Es temprano. Las 6:15 de la mañana. El sitio está cargado de maderas abrigando la superficie de sus paredes. Hay luces amarillas que me parecen acogedoras, y pequeños sillones de brazos abundan en el espacio central. Aunque no lo puedo probar (yo he acabado en una estrecha barra flanqueada por una de los cerramientos del local y una hilera de taburetes altos, encima de los cuales nos sentamos yo y un número indeterminado -puede que tres- de transeúntes), los sillones deben de ser bastante cómodos. Eso se deduce del gesto corporal de los parroquianos que los ocupan, y que se repanchingan en ellos como si se encontraran en el salón de su casa. La gracia de la cosa es que esto es un aeropuerto, y no parece que sea un lugar que sugiera la presencia de parroquianos. Pero los sillones están llenos de ellos. Si no fuera así, no estaría yo sobre este taburete insolente, que agrede a mis huesos todavía dormidos.

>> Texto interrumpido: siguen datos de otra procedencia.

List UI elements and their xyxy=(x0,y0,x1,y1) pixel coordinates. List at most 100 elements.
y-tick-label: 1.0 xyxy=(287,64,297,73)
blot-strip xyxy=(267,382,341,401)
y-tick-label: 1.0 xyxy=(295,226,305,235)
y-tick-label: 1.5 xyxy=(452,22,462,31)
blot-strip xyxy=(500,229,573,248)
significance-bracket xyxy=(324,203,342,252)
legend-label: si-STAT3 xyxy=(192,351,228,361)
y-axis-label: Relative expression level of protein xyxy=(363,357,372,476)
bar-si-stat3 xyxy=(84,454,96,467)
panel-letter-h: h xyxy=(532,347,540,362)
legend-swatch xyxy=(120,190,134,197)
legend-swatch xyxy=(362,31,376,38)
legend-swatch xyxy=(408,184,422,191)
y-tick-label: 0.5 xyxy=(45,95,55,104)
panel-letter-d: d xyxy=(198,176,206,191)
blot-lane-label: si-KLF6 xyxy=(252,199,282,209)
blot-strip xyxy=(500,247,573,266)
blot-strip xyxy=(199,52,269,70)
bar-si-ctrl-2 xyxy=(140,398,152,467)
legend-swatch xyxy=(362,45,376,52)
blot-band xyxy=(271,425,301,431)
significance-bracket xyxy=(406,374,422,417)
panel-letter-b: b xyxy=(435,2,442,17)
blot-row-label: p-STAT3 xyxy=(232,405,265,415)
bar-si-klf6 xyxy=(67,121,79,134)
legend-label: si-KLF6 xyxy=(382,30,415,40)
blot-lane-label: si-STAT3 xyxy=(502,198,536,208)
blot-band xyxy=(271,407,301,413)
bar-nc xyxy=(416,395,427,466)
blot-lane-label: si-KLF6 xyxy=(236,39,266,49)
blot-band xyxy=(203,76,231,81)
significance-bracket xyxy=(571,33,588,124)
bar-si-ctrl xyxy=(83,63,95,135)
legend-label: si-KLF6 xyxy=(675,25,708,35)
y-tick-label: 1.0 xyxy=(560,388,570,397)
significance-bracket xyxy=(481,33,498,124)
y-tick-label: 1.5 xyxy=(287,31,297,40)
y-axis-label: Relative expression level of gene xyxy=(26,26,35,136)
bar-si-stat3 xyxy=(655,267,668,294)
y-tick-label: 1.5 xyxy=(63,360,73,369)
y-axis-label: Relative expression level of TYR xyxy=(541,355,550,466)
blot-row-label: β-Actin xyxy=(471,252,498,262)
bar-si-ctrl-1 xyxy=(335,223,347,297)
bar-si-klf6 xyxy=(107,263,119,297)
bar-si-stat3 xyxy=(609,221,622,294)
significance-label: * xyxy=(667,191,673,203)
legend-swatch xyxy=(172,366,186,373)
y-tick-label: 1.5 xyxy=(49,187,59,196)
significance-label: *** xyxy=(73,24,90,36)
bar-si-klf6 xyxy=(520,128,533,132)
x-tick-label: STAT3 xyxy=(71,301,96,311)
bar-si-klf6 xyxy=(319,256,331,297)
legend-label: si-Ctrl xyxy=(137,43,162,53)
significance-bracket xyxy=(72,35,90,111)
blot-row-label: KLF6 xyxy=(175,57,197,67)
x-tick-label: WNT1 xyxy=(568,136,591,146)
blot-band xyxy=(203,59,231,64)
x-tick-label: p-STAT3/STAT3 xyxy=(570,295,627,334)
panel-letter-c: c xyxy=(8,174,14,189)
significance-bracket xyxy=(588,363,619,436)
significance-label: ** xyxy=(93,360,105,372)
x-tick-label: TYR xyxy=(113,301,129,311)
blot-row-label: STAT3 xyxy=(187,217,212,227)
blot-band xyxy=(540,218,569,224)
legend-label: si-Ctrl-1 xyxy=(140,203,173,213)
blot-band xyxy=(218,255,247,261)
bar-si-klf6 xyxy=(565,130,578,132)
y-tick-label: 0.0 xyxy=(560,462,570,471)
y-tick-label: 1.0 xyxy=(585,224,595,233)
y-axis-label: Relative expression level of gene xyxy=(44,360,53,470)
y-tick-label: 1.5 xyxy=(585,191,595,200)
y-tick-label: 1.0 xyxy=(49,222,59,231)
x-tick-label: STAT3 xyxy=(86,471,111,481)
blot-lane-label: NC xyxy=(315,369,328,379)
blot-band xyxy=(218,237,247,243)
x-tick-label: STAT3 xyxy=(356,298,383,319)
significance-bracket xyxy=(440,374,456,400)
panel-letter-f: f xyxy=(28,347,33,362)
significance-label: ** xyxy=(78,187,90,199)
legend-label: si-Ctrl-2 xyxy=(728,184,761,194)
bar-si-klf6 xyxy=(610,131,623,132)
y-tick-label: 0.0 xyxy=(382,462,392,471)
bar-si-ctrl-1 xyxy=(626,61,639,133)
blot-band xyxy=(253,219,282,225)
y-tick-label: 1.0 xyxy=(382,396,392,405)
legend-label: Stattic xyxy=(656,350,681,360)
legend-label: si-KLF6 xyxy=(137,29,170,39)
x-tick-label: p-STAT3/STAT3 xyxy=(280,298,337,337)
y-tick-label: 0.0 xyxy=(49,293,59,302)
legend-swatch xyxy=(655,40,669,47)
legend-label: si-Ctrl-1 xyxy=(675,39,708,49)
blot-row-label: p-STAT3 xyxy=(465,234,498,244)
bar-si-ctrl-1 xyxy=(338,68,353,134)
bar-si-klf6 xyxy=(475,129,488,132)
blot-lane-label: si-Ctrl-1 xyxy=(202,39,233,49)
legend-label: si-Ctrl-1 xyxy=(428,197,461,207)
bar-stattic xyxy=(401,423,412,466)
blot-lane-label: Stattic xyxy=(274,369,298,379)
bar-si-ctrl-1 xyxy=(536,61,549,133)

El camarero es un tipo algo ambiguo (exactamente de la manera que están pensando), con un grueso mechón de pelo que le cae en diagonal a 45 grados tapándole el ojo derecho. Si no me confundo, eso implica que él no puede ver el izquierdo mío. Le he pedido un café espresso (este es el único bar que tiene algo que se parece al café) y él me lo ha servido. Aunque mis preferencias a esta hora de la mañana pueden parecer ortodoxas, quizá no lo sean tanto. En efecto, nadie más toma café en este lugar. En cambio, las mesas de los parroquianos están llenas de pintas de cervezas, e incluso hay algunos vasos largos que contienen líquidos de sospechosa transparencia que apostaría a que no son agua. Quizá soy el único que necesita un estímulo para estar despierto a estas horas tan de estar dormido. En fin, que este ambiente de pub británico, en este lugar y a estas horas, me ha parecido tan sorprendente, que aquí ando tomando notas para poder convencerme luego de que todo esto no fue la consecuencia de no haber alcanzado un razonable estado de vigilia. Y si no he hecho en modo on-line esta pequeña crónica costumbrista, ha sido porque daba la impresión de que el wireless access era más less que more en el bar, y porque una vez que no he advertido la presencia de George Kennedy por los alrededores, he pensado que ya tendría tiempo de hacerla cuando llegara a casa.



Noviembre de 2008

sábado, 5 de junio de 2010

Por el bulevar de los sueños rotos


A veces tengo un pensamiento un tanto estrafalario y, sin embargo, desesperado: escudriñar en las papeleras por las que alguna vez hubiera pasado Joaquín Sabina, por si en alguna de ellas encontrara un bolígrafo que él hubiera desechado. Nunca se sabe. Puede ser que los bolígrafos tengan la inteligencia sobrehumana de transmitir el talento de los que alguna vez fueron sus dueños. Además, con constancia y aliento, siempre se puede obtener de los bolígrafos gastados un heroico resto de tinta capaz de escribir, al menos, un soneto, o quizá la letra de una canción tan bella como ésta.

Ahora que parece que las cosas nos pintan a todos un poco en bastos, me apunto a Chavela Vargas, vaya que sí. Y es que me fío de Sabina, y si él dice que “quien supiera reír como llora Chavela...”, entonces yo me apunto.